Game Developer/Designer Persona
Name: Debra Gurvitz
Occupation: Game Designer
Gender: Female
Education: BS Computer Science
Computing and Web experience: Expert
Personal Web behavior patterns: Surfer, Publisher, and Critic
24
How they will use the site: Debra is constantly looking for new ideas for games
based on themes, mood, and characters of older games. She is also always
interested in trivia related to games so she can try to design with that in mind.
Any additional site-specific demographics: Debra knows the thesimm.org is a
robust database where she can find arcane bits and pieces to put into her designs.
She also knows she can look at a wide range of games displayed by different
criteria. This allows her to make accurate references to past games in the new
ones she creates.
Curator/Librarian Persona
Name: Nancy Henderson
Occupation: Academic Librarian
Gender: Female
Education: MS Library and Information Science
Computing and Web experience: Nancy is quite tech-savvy and always up-to-
date on new IT devices and applications.
Personal Web behavior patterns: As a librarian, she is extremely skilled at
searching library databases and the Web for any type of information. She also
spends a lot of time on the Web, and especially on social media websites.

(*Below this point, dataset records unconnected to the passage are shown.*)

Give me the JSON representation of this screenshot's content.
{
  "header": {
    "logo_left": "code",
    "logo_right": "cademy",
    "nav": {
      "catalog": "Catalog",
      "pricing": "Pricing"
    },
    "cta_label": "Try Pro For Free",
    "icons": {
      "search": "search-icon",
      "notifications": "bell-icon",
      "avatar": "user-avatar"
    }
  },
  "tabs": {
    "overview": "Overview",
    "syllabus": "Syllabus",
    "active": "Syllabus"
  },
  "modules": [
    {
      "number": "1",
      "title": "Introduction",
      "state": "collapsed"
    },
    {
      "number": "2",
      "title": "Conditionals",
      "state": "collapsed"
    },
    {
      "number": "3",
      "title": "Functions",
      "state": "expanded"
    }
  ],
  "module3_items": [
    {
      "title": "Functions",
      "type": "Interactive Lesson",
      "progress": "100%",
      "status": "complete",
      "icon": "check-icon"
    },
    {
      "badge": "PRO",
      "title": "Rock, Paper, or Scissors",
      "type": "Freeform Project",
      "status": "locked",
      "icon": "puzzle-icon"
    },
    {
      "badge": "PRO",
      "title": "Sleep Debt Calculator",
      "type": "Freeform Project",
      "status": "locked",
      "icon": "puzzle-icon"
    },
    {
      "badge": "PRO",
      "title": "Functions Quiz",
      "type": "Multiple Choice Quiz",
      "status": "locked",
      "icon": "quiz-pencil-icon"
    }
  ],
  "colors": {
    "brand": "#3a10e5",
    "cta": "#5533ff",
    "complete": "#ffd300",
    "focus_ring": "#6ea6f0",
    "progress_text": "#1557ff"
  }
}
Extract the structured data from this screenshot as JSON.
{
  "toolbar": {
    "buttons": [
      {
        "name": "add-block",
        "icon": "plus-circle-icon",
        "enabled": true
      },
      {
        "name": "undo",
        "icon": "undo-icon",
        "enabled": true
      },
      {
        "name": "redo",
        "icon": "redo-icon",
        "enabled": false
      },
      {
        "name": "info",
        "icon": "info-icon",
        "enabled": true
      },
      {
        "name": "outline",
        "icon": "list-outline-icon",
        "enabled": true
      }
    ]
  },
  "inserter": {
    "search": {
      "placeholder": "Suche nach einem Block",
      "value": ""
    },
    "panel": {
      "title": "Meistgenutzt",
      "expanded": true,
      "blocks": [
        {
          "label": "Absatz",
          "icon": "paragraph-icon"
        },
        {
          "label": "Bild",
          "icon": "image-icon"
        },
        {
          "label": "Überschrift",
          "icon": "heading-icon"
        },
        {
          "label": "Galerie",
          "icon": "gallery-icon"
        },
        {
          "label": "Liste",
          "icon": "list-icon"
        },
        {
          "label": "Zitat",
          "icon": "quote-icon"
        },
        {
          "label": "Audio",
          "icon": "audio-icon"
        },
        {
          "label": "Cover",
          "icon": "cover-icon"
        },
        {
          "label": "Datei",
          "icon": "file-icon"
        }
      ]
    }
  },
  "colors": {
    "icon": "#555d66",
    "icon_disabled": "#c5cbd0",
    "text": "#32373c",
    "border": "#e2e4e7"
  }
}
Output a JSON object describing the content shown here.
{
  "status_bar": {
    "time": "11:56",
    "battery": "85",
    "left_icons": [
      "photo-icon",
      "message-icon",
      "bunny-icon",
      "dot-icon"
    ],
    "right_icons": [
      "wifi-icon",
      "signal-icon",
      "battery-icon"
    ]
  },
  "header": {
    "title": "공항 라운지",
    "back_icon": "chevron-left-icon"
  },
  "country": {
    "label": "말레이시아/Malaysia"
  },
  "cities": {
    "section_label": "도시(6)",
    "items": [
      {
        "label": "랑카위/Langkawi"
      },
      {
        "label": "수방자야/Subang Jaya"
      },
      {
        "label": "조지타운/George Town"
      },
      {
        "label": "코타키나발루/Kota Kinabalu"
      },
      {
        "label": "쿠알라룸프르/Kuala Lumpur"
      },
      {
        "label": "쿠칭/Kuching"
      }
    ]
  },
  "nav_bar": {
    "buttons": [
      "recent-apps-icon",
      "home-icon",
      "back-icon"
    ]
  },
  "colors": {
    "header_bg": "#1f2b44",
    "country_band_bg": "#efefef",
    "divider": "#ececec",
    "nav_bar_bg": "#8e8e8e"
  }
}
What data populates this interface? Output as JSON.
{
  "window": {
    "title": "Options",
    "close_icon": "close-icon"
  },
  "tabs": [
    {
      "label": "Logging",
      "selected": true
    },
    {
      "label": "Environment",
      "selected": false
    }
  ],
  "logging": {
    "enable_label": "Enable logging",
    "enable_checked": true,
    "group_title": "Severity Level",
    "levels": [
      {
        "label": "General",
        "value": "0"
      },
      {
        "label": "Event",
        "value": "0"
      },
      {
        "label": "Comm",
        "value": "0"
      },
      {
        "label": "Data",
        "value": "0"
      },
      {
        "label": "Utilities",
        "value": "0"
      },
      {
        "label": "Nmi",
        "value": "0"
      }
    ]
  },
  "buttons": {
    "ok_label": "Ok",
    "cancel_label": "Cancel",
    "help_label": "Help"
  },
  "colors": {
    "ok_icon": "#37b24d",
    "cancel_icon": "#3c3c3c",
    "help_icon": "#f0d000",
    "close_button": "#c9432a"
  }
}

How they will use the site: At Nancy’s library, they have decided to build a
video game collection for students as well as scholars who are interested in game
research. She uses thesimm.org in order to learn more about how games are
organized, and get inspired on how she can organize the games in their new
collection as well.
Any additional site-specific demographics: She is not a gamer herself, so she
has to look up information on video games on various website in order to help
plan the game related library events and programs.